A operação federal, batizada pelo governo como “Operation Metro Surge”, levou mais de 3 mil agentes de imigração para a região de Minneapolis ao longo de dois meses. Antes da ofensiva, cerca de 150 agentes federais atuavam na cidade, que conta com aproximadamente 600 policiais locais. Dados do Departamento de Segurança Interna indicam que cerca de 3 mil imigrantes em situação irregular foram detidos desde o início da operação.
O anúncio da retirada ocorre semanas após dois cidadãos americanos, Renee Good e Alex Pretti, ambos de 37 anos, terem sido mortos durante ações envolvendo agentes federais, episódios que desencadearam protestos em Minnesota e em outras partes do país. As mortes elevaram a tensão entre moradores, ativistas e autoridades federais, com vídeos de confrontos circulando amplamente nas redes sociais.
Homan atribuiu parte da redução do efetivo à cooperação entre autoridades federais e cadeias administradas por condados do estado, o que, segundo ele, facilita a identificação e detenção de alvos das ações migratórias. Ele ressaltou que policiais estaduais e municipais não participarão diretamente de operações de imigração, classificando a nova fase como uma estratégia de “aplicação mais inteligente”, e não menos rigorosa.
Dentro do próprio governo, os sinais sobre uma possível desescalada foram contraditórios.
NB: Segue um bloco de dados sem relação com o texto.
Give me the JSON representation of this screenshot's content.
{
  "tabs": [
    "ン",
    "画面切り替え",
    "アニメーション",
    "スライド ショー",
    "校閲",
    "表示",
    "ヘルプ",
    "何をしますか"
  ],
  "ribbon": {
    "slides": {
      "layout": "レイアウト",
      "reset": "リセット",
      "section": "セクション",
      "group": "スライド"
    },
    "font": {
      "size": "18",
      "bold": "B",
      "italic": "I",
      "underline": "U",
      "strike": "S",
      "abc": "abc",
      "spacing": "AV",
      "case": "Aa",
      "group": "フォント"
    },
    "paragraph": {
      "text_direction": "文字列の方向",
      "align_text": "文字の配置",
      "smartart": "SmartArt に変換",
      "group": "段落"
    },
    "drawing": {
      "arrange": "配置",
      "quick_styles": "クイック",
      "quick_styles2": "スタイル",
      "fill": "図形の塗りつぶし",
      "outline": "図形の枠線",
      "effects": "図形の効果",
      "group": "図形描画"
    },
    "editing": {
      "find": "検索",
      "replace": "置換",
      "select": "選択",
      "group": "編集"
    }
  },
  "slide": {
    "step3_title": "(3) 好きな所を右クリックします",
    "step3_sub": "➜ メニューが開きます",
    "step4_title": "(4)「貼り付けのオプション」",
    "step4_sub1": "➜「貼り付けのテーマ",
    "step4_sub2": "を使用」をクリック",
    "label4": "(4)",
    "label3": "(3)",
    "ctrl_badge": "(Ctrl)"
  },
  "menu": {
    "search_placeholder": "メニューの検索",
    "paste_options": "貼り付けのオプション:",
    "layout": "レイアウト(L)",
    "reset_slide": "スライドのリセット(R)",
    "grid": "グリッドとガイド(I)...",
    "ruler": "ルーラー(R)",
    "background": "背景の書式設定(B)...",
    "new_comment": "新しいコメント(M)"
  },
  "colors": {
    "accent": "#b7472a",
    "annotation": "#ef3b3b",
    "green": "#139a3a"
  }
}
Após um dos episódios fatais, integrantes do alto escalão adotaram discurso mais duro, enquanto, dias depois, houve mudanças no comando da operação local e declarações defendendo redução da tensão. O próprio Trump alternou o tom em manifestações públicas, ora falando em desescalada, ora reforçando críticas aos manifestantes.
Paralelamente, o Departamento de Segurança Interna anunciou que os agentes federais que permanecerem em Minnesota passarão a utilizar câmeras corporais, com recursos federais destinados à aquisição dos equipamentos. Homan afirmou que a retirada não incluirá equipes responsáveis pela segurança dos agentes e criticou o que classificou como hostilidade contra autoridades federais.
Apesar da redução do contingente, o governo reforçou que as ações de imigração continuarão diariamente em todo o país, mantendo Minnesota dentro da estratégia nacional de fiscalização migratória adotada pela administração Trump.